Take a sip of this delicate, aromatic tea and be transported into Ancient China and the world of oolong tea.
This tea is special in many ways, not just because of its delicate taste, but also because of its interesting history. A story full of wonder and emperors, the history of oolong tea is a tale as rich as its flavour.
Where did oolong tea originate?
Oolong Tea (Wu long) originates in China. The name “oolong” actually means “black dragon tea.” This is because when producing Oolong, the leaves of the tea plant, Camellia Sinensis, are partially oxidised, making them darker in colour. The oxidation process is what gives oolong tea its unique flavor, somewhere between green tea and black tea.
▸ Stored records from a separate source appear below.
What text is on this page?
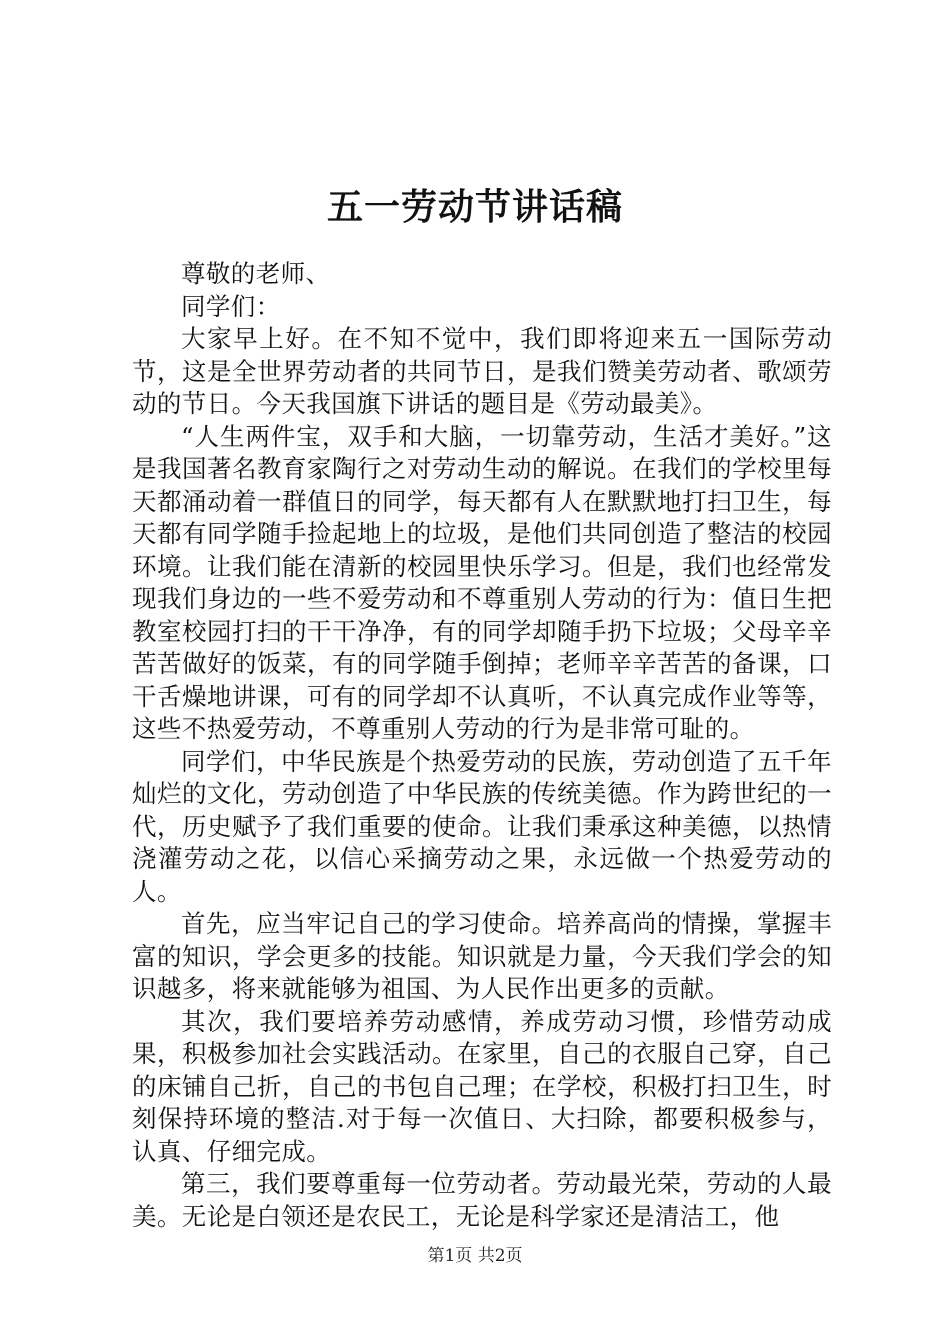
五一劳动节讲话稿

尊敬的老师、

同学们：

大家早上好。在不知不觉中，我们即将迎来五一国际劳动节，这是全世界劳动者的共同节日，是我们赞美劳动者、歌颂劳动的节日。今天我国旗下讲话的题目是《劳动最美》。

“人生两件宝，双手和大脑，一切靠劳动，生活才美好。”这是我国著名教育家陶行之对劳动生动的解说。在我们的学校里每天都涌动着一群值日的同学，每天都有人在默默地打扫卫生，每天都有同学随手捡起地上的垃圾，是他们共同创造了整洁的校园环境。让我们能在清新的校园里快乐学习。但是，我们也经常发现我们身边的一些不爱劳动和不尊重别人劳动的行为：值日生把教室校园打扫的干干净净，有的同学却随手扔下垃圾；父母辛辛苦苦做好的饭菜，有的同学随手倒掉；老师辛辛苦苦的备课，口干舌燥地讲课，可有的同学却不认真听，不认真完成作业等等，这些不热爱劳动，不尊重别人劳动的行为是非常可耻的。

同学们，中华民族是个热爱劳动的民族，劳动创造了五千年灿烂的文化，劳动创造了中华民族的传统美德。作为跨世纪的一代，历史赋予了我们重要的使命。让我们秉承这种美德，以热情浇灌劳动之花，以信心采摘劳动之果，永远做一个热爱劳动的人。

首先，应当牢记自己的学习使命。培养高尚的情操，掌握丰富的知识，学会更多的技能。知识就是力量，今天我们学会的知识越多，将来就能够为祖国、为人民作出更多的贡献。

其次，我们要培养劳动感情，养成劳动习惯，珍惜劳动成果，积极参加社会实践活动。在家里，自己的衣服自己穿，自己的床铺自己折，自己的书包自己理；在学校，积极打扫卫生，时刻保持环境的整洁.对于每一次值日、大扫除，都要积极参与，认真、仔细完成。

第三，我们要尊重每一位劳动者。劳动最光荣，劳动的人最美。无论是白领还是农民工，无论是科学家还是清洁工，他

第1页 共2页
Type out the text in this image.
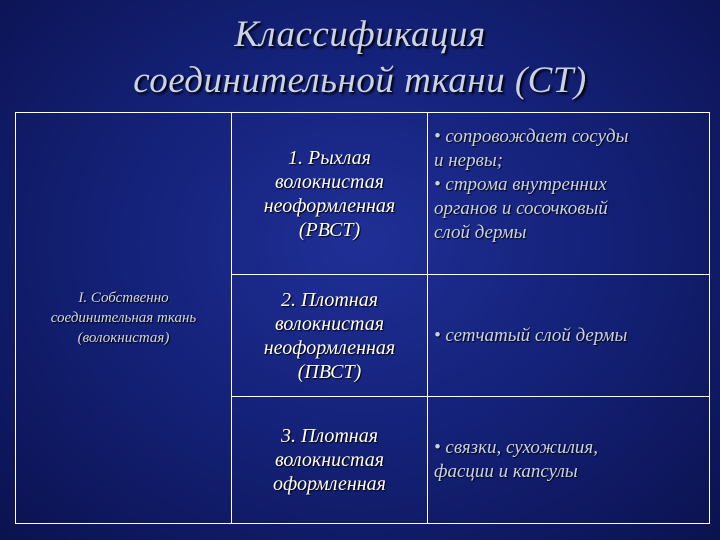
Классификация
соединительной ткани (СТ)
I. Собственно
соединительная ткань
(волокнистая)
1. Рыхлая
волокнистая
неоформленная
(РВСТ)
• сопровождает сосуды
и нервы;
• строма внутренних
органов и сосочковый
слой дермы
2. Плотная
волокнистая
неоформленная
(ПВСТ)
• сетчатый слой дермы
3. Плотная
волокнистая
оформленная
• связки, сухожилия,
фасции и капсулы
It is said that oolong tea was discovered by accident when a tea farmer named Wei Yin was taking a break from working in his tea fields. He fell asleep under a tree and when he woke up, he found that his tea leaves had been partially eaten by a passing deer. He spent so long observing the deer that his tea leaves began to oxidise. The result was a delicious new type of tea that has been enjoyed by tea lovers ever since.
While the exact origins of oolong tea are still a bit of a mystery, it is believed that the first type of oolong tea was produced in China’s Fujian province (the home of many of the Best Chinese Tea) during the Tang Dynasty (618-907 AD). This region is still famous for producing some of the best-tasting oolong teas in the world
What are the different types of oolong tea?
There is no doubt that oolong tea is delicious, but did you know that there are actually many different types of oolong tea, each with its own unique flavour?
The first thing to note is that the oxidation process can range from 8-to 80%, depending on the type of oolong tea. This means that there are light oolongs and dark. Some oolongs are even roasted, which gives them a toasty flavour.
Here’s an overview of the most popular types of oolong tea:
Pouchong Oolong Tea
This tea originated in Taiwan around the 18th century and gets its name from the Chinese word for “wrapping” because of the way the leaves are rolled into a small pouch. Pouchong Oolong tea has a light, floral flavour with a hint of fruitiness.
Dong Ding Oolong Tea
This oolong tea originates from the Dong Ding Mountain in Taiwan around 1860. It gets its name from the shape of the tea leaves, which look like small bells (“ding ding” in Chinese). Dong Ding Oolong has a full-bodied, rich, toasty flavour with floral notes.
High Mountain Ali Shan Oolong Tea
Also called the “Champagne of Teas!” was discovered around 1916 on Ali Shan mountain in Taiwan. This tea gets its name from the high altitude at which it is grown (around 3,000 feet!). High Mountain Ali Shan Oolong has a light, delicate flavor with hints of flowers and fruit, and a refreshing flavor with hints of peach and apricot.
Formosa Fancy Oolong Tea
Did someone say chocolate? This tea originates from Taiwan and was discovered in 1855. It gets its name from the island of Formosa (now known as Taiwan), which was a popular destination for European traders at the time. Formosa Fancy Oolong has a chocolatey, creamy flavor with hints of fruit.
Orange Blossom Oolong Tea
It all started in 17th century Italy when a trader brought back some tea leaves from China. He gave them to a local duchess who was so taken with the flavour that she added her own blend of orange blossoms and Orange Blossom Oolong was born. This delicious tea is still enjoyed by many today! The taste of a subtle orange flavour with a slightly sweet aftertaste.
Oriental Beauty Oolong Tea
Beauty, they say, is in the eye of the beholder. And that’s certainly true of this tea, which gets its name from the fact that it is often found in beautiful, hand-painted tins. Also known as Dong Fang Mei Ren, Oriental Beauty Oolong tea originates from Taiwan that dates back to 1860. It has a light, delicate flavour with floral notes and a slightly sweet taste, and wild honey notes.
Ti Kuan Iron Goddess
Another ethereal-sounding oolong tea, Ti Kuan Yin Oolong (also known as the Iron Goddess of Mercy) was first produced in China’s Fujian province sometime during the 19th century. It gets its name from a legend about a temple goddess who was so moved by the farmer’s dedication to tea-growing that she gave him an iron statue of herself. This tea has a smooth, mellow flavor with floral notes and a hint of sweetness.
Why Oolong tea?
Oolong tea is commonly compared to other teas because of its unique flavour, but what sets it apart from the rest?
Oolong tea has a long list of benefits, now that is not saying that oolong tea is the end-all-be-all of teas but it does have many positive benefits like antioxidants, which can help with cell damage. Oolong tea can also boost metabolism and help with weight-loss goals. And lastly, oolong tea’s caffeine content has been shown to improve mental focus and clarity.
If you aren’t enthralled by the tales of oolong tea, then perhaps the taste will win you over!
These are just a few of the many different types of oolong tea that are out there, each with its own unique flavor. So why not give one (or all) a try?